Abou Hanifa à dit que dans tous les cas la condition du « Waly » n’est pas indispensable, à condition que la personne avec qui la femme veut se marier est pieuse et compétente. Il considère tous les hadiths parlant du « Waly » comme se rapportant à la femme non adulte. Il s’est appuyé à ce sujet sur l’analogie par rapport au fait que, dans le commerce il est permit pour la femme de vendre sans la permission de son « Waly », et en se basant sur une règle de Fiqh -trop compliquée pour moi pour vous l’expliquer- admise…

Mais comme le dit Al ‘asqalani le hadith de Ma’qal (RA) anéantit (désolé pour le mot nous n’avons pas trouver mieux) cette analogie et prouve l’obligation du « Waly ». Ibn Kathir rapporte dans son « Tafsir » un hadith dans lequel le Prophète(paix sur lui) a dit:

« Une femme ne peut marier une autre femme,et une femme ne peut se marier d’elle même,c’est la fornicatrice qui se marie d’elle même. »

Et ALLAH est le plus savant.

Wa ‘alaykoumou sallamou wa rahmatoullahi wa barakatouhou.


Réponse de P.M.:

Bismillâhir Rahmânil Rahîm

Assalâmoualaykoum wa rahmatoullâhi wa barakâtouh

Cher frère,

Le fait que Ibné Hadjar r.a. n’ait cité comme argument en faveur de l’Imâm Abou Hanîfah r.a. qu’un seul raisonnement analogique ne signifie pas pour autant que c’est le seul argument que ce dernier possède. Comme je l’ai répété en maintes fois, sur ce point précis, il y a des versets du Qour’aane et des Hadiths qui sont utilisés comme preuves pour confirmer son avis. Dans ce présent message, je vais donc en citer quelques uns.

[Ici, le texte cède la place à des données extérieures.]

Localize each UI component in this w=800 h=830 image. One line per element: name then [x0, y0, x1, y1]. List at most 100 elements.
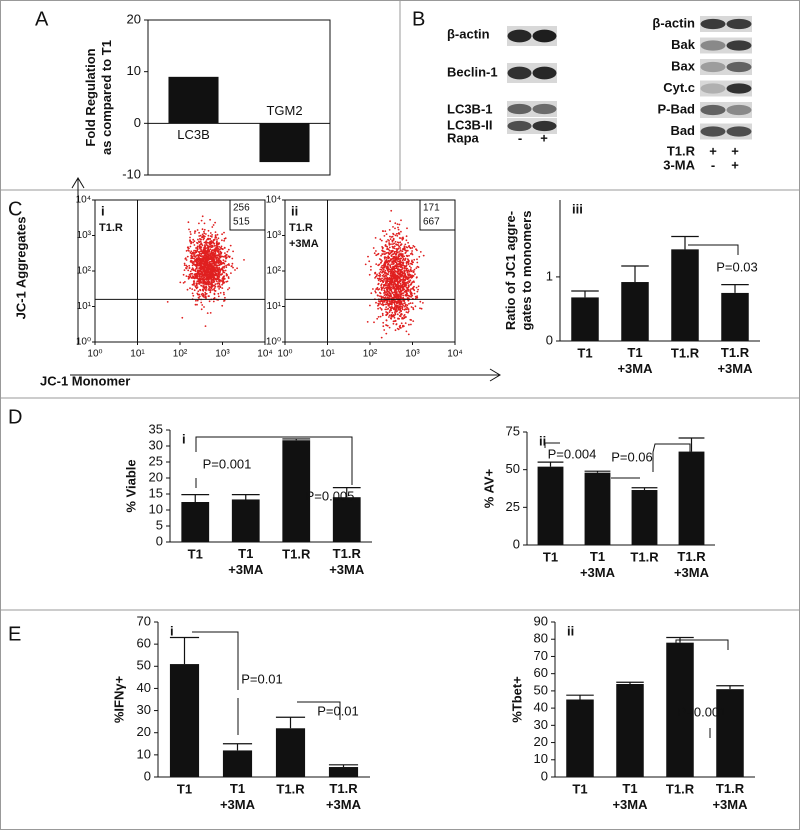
event-dot: [389, 288, 392, 290]
event-dot: [399, 249, 402, 252]
event-dot: [384, 278, 387, 280]
bar: [282, 440, 311, 542]
event-dot: [399, 282, 402, 285]
event-dot: [393, 290, 396, 292]
event-dot: [211, 244, 214, 247]
y-tick-label: 10¹: [77, 301, 92, 312]
event-dot: [193, 263, 195, 266]
event-dot: [417, 285, 420, 288]
event-dot: [397, 226, 399, 229]
event-dot: [397, 241, 400, 244]
event-dot: [204, 291, 207, 294]
event-dot: [200, 267, 203, 270]
event-dot: [403, 308, 406, 311]
event-dot: [226, 250, 229, 253]
y-tick-label: 25: [506, 499, 520, 514]
event-dot: [412, 275, 415, 277]
error-bar: [537, 461, 564, 467]
event-dot: [413, 258, 416, 261]
blot-band: [532, 29, 557, 43]
event-dot: [385, 293, 388, 296]
event-dot: [407, 333, 410, 336]
event-dot: [383, 275, 386, 278]
event-dot: [207, 265, 210, 268]
y-tick-label: 80: [534, 631, 548, 646]
event-dot: [406, 227, 408, 230]
event-dot: [200, 219, 203, 222]
event-dot: [382, 325, 385, 328]
blot-band: [700, 104, 726, 116]
event-dot: [384, 262, 387, 264]
event-dot: [190, 254, 193, 257]
event-dot: [383, 284, 386, 287]
event-dot: [402, 261, 405, 264]
event-dot: [210, 250, 213, 253]
event-dot: [205, 281, 208, 283]
event-dot: [394, 240, 397, 243]
treatment-label: 3-MA: [663, 157, 695, 172]
error-bar: [332, 487, 361, 498]
event-dot: [215, 254, 218, 257]
event-dot: [209, 232, 212, 234]
event-dot: [401, 238, 404, 241]
event-dot: [392, 272, 394, 274]
error-bar: [678, 437, 705, 452]
event-dot: [197, 251, 200, 253]
event-dot: [399, 307, 402, 310]
event-dot: [384, 244, 387, 246]
blot-band: [726, 126, 752, 137]
event-dot: [395, 261, 398, 264]
event-dot: [404, 303, 407, 306]
event-dot: [396, 310, 398, 312]
event-dot: [195, 251, 198, 253]
event-dot: [405, 291, 407, 294]
y-tick-label: 0: [541, 768, 548, 783]
event-dot: [379, 295, 381, 297]
event-dot: [202, 283, 205, 285]
event-dot: [219, 286, 222, 289]
error-bar: [631, 487, 658, 491]
error-bar: [721, 284, 749, 293]
event-dot: [206, 262, 209, 264]
bar: [666, 642, 694, 777]
event-dot: [394, 256, 397, 259]
event-dot: [401, 273, 404, 275]
event-dot: [381, 260, 383, 262]
y-tick-label: 70: [137, 613, 151, 628]
event-dot: [221, 280, 223, 283]
event-dot: [381, 287, 384, 290]
event-dot: [389, 309, 391, 312]
event-dot: [213, 293, 216, 296]
event-dot: [402, 317, 405, 320]
event-dot: [221, 262, 224, 265]
event-dot: [394, 288, 397, 291]
event-dot: [198, 241, 201, 244]
blot-band: [726, 61, 752, 73]
event-dot: [403, 314, 406, 316]
event-dot: [393, 260, 396, 263]
event-dot: [400, 219, 402, 222]
event-dot: [385, 311, 387, 313]
event-dot: [388, 246, 391, 249]
event-dot: [391, 311, 394, 314]
event-dot: [388, 311, 391, 313]
event-dot: [201, 289, 204, 291]
annotation: P=0.001: [203, 456, 252, 471]
event-dot: [388, 242, 390, 244]
bar: [332, 497, 361, 542]
x-tick-label: T1.R +3MA: [717, 345, 753, 376]
event-dot: [401, 270, 403, 273]
lane-label: -: [711, 157, 715, 172]
event-dot: [200, 243, 203, 246]
event-dot: [207, 245, 210, 248]
event-dot: [215, 243, 218, 245]
event-dot: [196, 242, 199, 245]
event-dot: [209, 245, 211, 248]
event-dot: [196, 299, 199, 302]
event-dot: [385, 314, 388, 317]
blot-label: β-actin: [652, 15, 695, 30]
event-dot: [392, 239, 395, 241]
event-dot: [209, 248, 212, 251]
event-dot: [212, 252, 215, 255]
event-dot: [394, 222, 397, 225]
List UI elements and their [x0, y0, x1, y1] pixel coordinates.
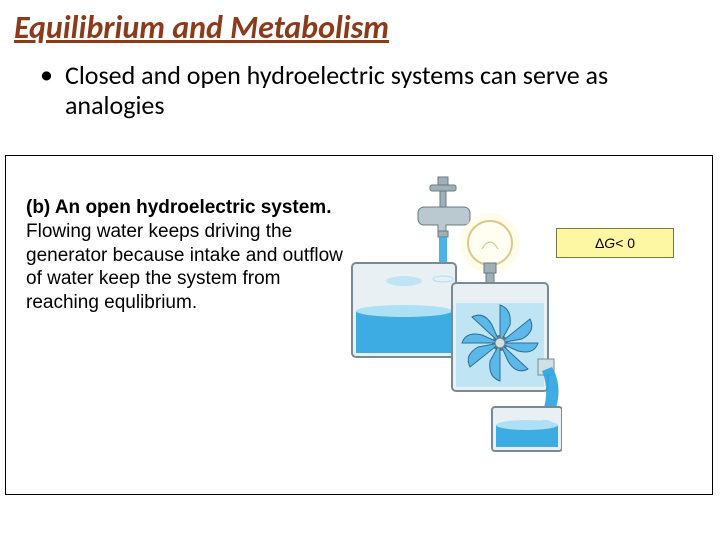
- figure-caption: (b) An open hydroelectric system. Flowin…: [26, 196, 346, 315]
- page-title: Equilibrium and Metabolism: [0, 0, 720, 53]
- delta-relation: < 0: [615, 235, 635, 251]
- caption-lead: (b) An open hydroelectric system.: [26, 197, 331, 218]
- lower-basin: [492, 407, 562, 451]
- bullet-marker: •: [40, 61, 53, 121]
- figure-container: (b) An open hydroelectric system. Flowin…: [5, 155, 713, 495]
- hydro-diagram: [342, 171, 562, 471]
- delta-g-label: ΔG < 0: [556, 228, 674, 258]
- bulb-icon: [460, 213, 520, 285]
- caption-body-1: Flowing water: [26, 221, 143, 242]
- bullet-text: Closed and open hydroelectric systems ca…: [65, 61, 698, 121]
- tap-icon: [418, 177, 470, 237]
- bullet-item: • Closed and open hydroelectric systems …: [0, 53, 720, 121]
- turbine-tank: [452, 283, 554, 391]
- upper-tank: [352, 263, 456, 357]
- delta-symbol: Δ: [595, 235, 604, 251]
- delta-var: G: [604, 235, 615, 251]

1- Aussi étonnant que cela puisse paraître, le premier argument utilisé par Aboû Hanîfah r.a. est le même verset du Qour’aane que celui à partir duquel les autres savants ont déduit que la femme n’a pas le droit de se marier sans la présence de son « Waliy » (responsable), à savoir:

« Et quand vous divorcez d’avec vos épouses, et que leur délai expire, alors ne les empêchez pas de se marier (à nouveau) avec leurs (ex-) époux, s’ils s’agréent l’un l’autre, et conformément à la bienséance. »


L’argumentation est établie de la façon suivante: Dans ce verset, l’action de se marier a été liée directement à la femme; et dans la langue arabe, la règle de base est que ce genre de lien n’est établi que lorsque la personne agit d’elle-même. Ce qui est une indication claire que la femme est en mesure de se marier, même sans son « Waliy ». Il est vrai cependant que le « Waliy » a un doit de réserve dans certains cas (quand la femme a fait un mauvais choix et que cela risque de porter atteinte à sa famille), et cela, l’Imâm Abou Hanîfah r.a. le reconnaît également. L’interprétation qui est donnée par les savants de l’école hanafite à l’expression « Ne les empêchez pas » est la suivante: Le « Waliy » ne doit pas faire usage de l’autorité morale (et non pas juridique, comme l’ont interprété les autres savants) qu’il détient pour faire pression sur la femme afin de l’empêcher de se marier. C’est cela qui est condamné dans ce verset.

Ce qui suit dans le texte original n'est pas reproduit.